Already, at an Irish website called TradeSports
they're offering markets in futures contracts which will pay off $10
each if...
- Saddam is "neutralized" by Sep03/Dec03
- Osama is "neutralized" by Sep03/Dec03
- WMDs are found in Iraq by Sep03
- The US "Alert Level" is Red/Orange/Yellow/Blue/Green at the
end of Sep03/Dec03
- Gray Davis is Governor of California at the end of
Sep03/Dec03/Mar04
- Kobe Bryant goes to trial
- Kobe Bryant is found guilty
This isn't so far from the DARPA idea: if TradeSports were just to
offer a few less tasteful contracts naming specific dead leaders and
terrorist/revolutionary/aggressive events, it'd be the whole shebang.
Right now, traders are pretty high on Saddam's capture by the end
of the year (it costs 60-70 units to win 100), but low on either WMDs
being found or Osama being captured soon (it costs less than 30 units
to win 100 if these come to pass).
Sentiment is slightly against Gray Davis still being California's governor at the end of 2003 -- with the implied likelihood hovering in the 40-44% range.
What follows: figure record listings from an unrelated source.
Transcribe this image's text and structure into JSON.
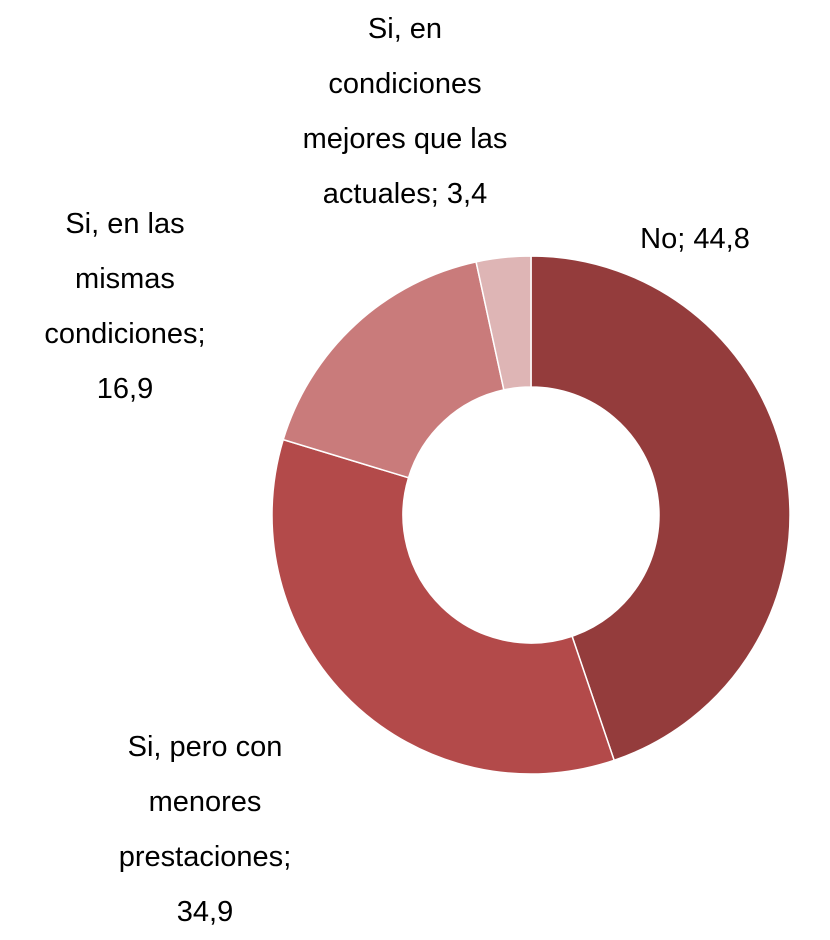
{
  "chart_data": {
    "type": "donut",
    "categories": [
      "No",
      "Si, pero con menores prestaciones",
      "Si, en las mismas condiciones",
      "Si, en condiciones mejores que las actuales"
    ],
    "values": [
      44.8,
      34.9,
      16.9,
      3.4
    ],
    "value_labels": [
      "44,8",
      "34,9",
      "16,9",
      "3,4"
    ],
    "separator": ";",
    "colors": [
      "#943c3c",
      "#b34a4a",
      "#c97b7b",
      "#deb5b5"
    ]
  }
}
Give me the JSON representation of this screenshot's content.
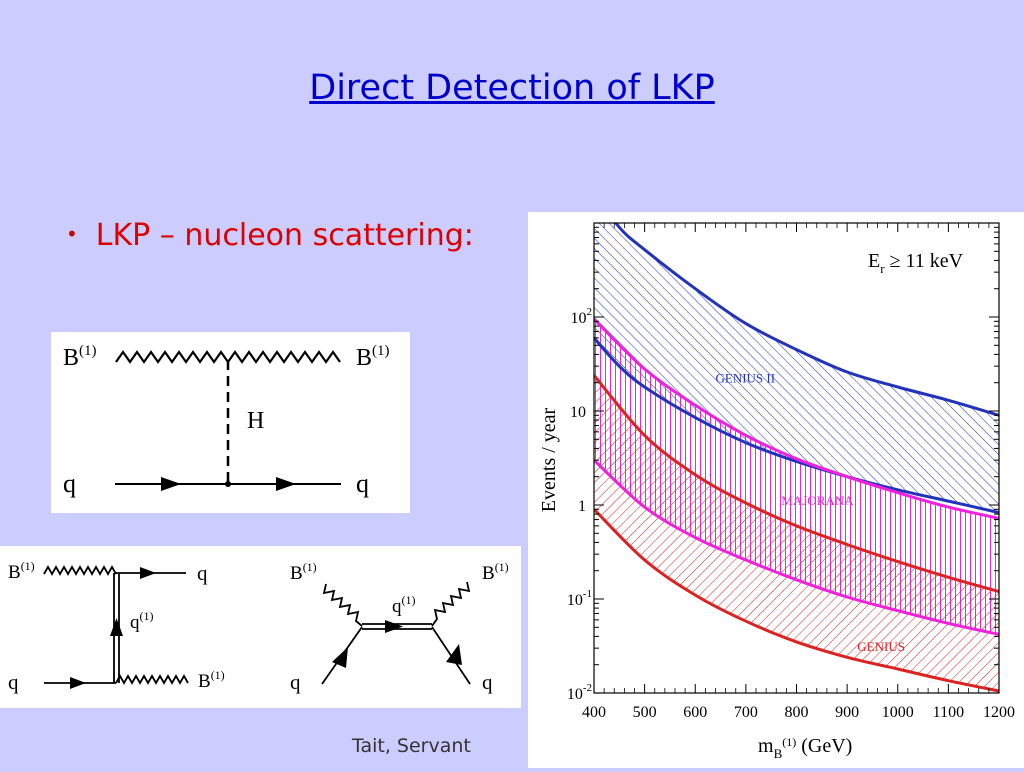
{
  "slide": {
    "title": "Direct Detection of LKP",
    "bullet": "LKP – nucleon scattering:",
    "credit": "Tait, Servant"
  },
  "diagram1": {
    "in_boson": "B",
    "out_boson": "B",
    "superscript": "(1)",
    "mediator": "H",
    "in_quark": "q",
    "out_quark": "q"
  },
  "diagram2": {
    "t_channel": {
      "boson_in": "B",
      "boson_sup": "(1)",
      "quark_out": "q",
      "internal": "q",
      "internal_sup": "(1)",
      "quark_in": "q",
      "boson_out": "B",
      "boson_out_sup": "(1)"
    },
    "s_channel": {
      "boson_in": "B",
      "boson_sup": "(1)",
      "boson_out": "B",
      "boson_out_sup": "(1)",
      "internal": "q",
      "internal_sup": "(1)",
      "quark_in": "q",
      "quark_out": "q"
    }
  },
  "chart_data": {
    "type": "area",
    "annotation": "E",
    "annotation_sub": "r",
    "annotation_rest": " ≥ 11 keV",
    "xlabel": "m",
    "xlabel_sub": "B",
    "xlabel_sup": "(1)",
    "xlabel_unit": " (GeV)",
    "ylabel": "Events / year",
    "xlim": [
      400,
      1200
    ],
    "ylim": [
      0.01,
      1000
    ],
    "y_scale": "log",
    "x_ticks": [
      400,
      500,
      600,
      700,
      800,
      900,
      1000,
      1100,
      1200
    ],
    "y_ticks": [
      {
        "value": 0.01,
        "base": "10",
        "exp": "-2"
      },
      {
        "value": 0.1,
        "base": "10",
        "exp": "-1"
      },
      {
        "value": 1,
        "base": "1",
        "exp": ""
      },
      {
        "value": 10,
        "base": "10",
        "exp": ""
      },
      {
        "value": 100,
        "base": "10",
        "exp": "2"
      }
    ],
    "bands": [
      {
        "name": "GENIUS II",
        "color": "#2233bb",
        "hatch": "diag-back",
        "upper": {
          "x": [
            400,
            450,
            500,
            600,
            700,
            800,
            900,
            1000,
            1100,
            1200
          ],
          "y": [
            2200,
            900,
            520,
            200,
            85,
            45,
            26,
            18,
            13,
            9
          ]
        },
        "lower": {
          "x": [
            400,
            450,
            500,
            600,
            700,
            800,
            900,
            1000,
            1100,
            1200
          ],
          "y": [
            60,
            30,
            18,
            8.5,
            4.6,
            2.9,
            2.0,
            1.45,
            1.1,
            0.83
          ]
        }
      },
      {
        "name": "MAJORANA",
        "color": "#ee22dd",
        "hatch": "vertical",
        "upper": {
          "x": [
            400,
            500,
            600,
            700,
            800,
            900,
            1000,
            1100,
            1200
          ],
          "y": [
            95,
            28,
            11.5,
            5.5,
            3.1,
            2.0,
            1.35,
            0.95,
            0.72
          ]
        },
        "lower": {
          "x": [
            400,
            500,
            600,
            700,
            800,
            900,
            1000,
            1100,
            1200
          ],
          "y": [
            3.0,
            0.95,
            0.45,
            0.26,
            0.16,
            0.105,
            0.075,
            0.055,
            0.042
          ]
        }
      },
      {
        "name": "GENIUS",
        "color": "#dd2222",
        "hatch": "diag-fwd",
        "upper": {
          "x": [
            400,
            500,
            600,
            700,
            800,
            900,
            1000,
            1100,
            1200
          ],
          "y": [
            24,
            5.5,
            2.1,
            1.05,
            0.6,
            0.38,
            0.25,
            0.17,
            0.12
          ]
        },
        "lower": {
          "x": [
            400,
            500,
            600,
            700,
            800,
            900,
            1000,
            1100,
            1200
          ],
          "y": [
            0.9,
            0.26,
            0.11,
            0.058,
            0.035,
            0.024,
            0.018,
            0.0135,
            0.0105
          ]
        }
      }
    ]
  }
}
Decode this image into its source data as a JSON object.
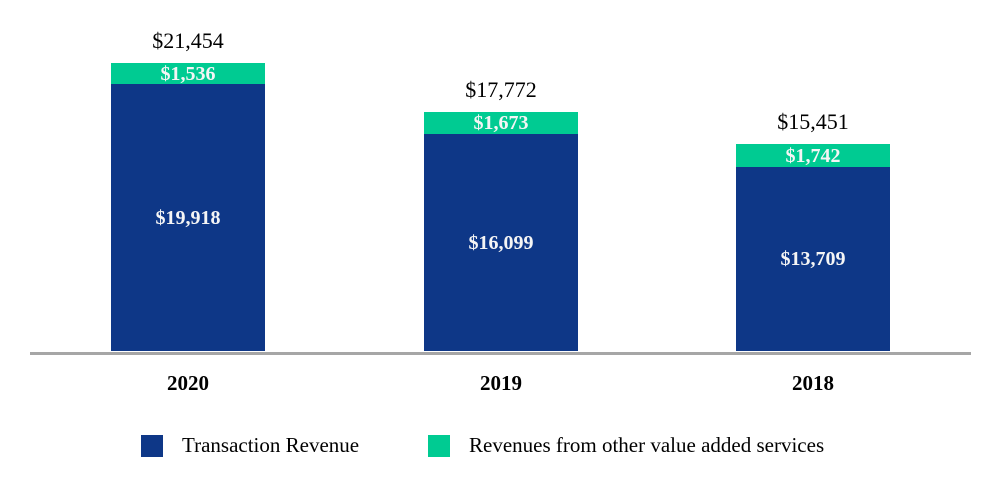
{
  "chart_data": {
    "type": "bar",
    "variant": "stacked",
    "orientation": "vertical",
    "categories": [
      "2020",
      "2019",
      "2018"
    ],
    "series": [
      {
        "name": "Transaction Revenue",
        "color": "#0E3787",
        "values": [
          19918,
          16099,
          13709
        ]
      },
      {
        "name": "Revenues from other value added services",
        "color": "#00CB92",
        "values": [
          1536,
          1673,
          1742
        ]
      }
    ],
    "totals": [
      21454,
      17772,
      15451
    ],
    "bars": [
      {
        "year": "2020",
        "total_label": "$21,454",
        "vas_label": "$1,536",
        "txn_label": "$19,918"
      },
      {
        "year": "2019",
        "total_label": "$17,772",
        "vas_label": "$1,673",
        "txn_label": "$16,099"
      },
      {
        "year": "2018",
        "total_label": "$15,451",
        "vas_label": "$1,742",
        "txn_label": "$13,709"
      }
    ],
    "legend": [
      {
        "label": "Transaction Revenue",
        "color": "#0E3787"
      },
      {
        "label": "Revenues from other value added services",
        "color": "#00CB92"
      }
    ],
    "axis": {
      "baseline_color": "#A6A6A6",
      "gridlines": false
    },
    "background": "#FFFFFF",
    "text_colors": {
      "total": "#000000",
      "segment": "#F5F5F5",
      "year": "#000000"
    }
  }
}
In other domestic political futures, Kerry is still the favorite to be the 2004 Democratic nominee, Justice Stevens is
the favorite to be the next Supreme Court Justice to retire,
and Bush is about a 2:1 favorite to win reelection in 2004.
TradeSports is a for-profit enterprise, but evidence from the Iowa Electronic Markets, a non-profit domestic research project allowing real-money bets in similar political questions has, over more than a decade, demonstrated that market mechanisms can predict political outcomes earlier and more reliably than polls and individual experts.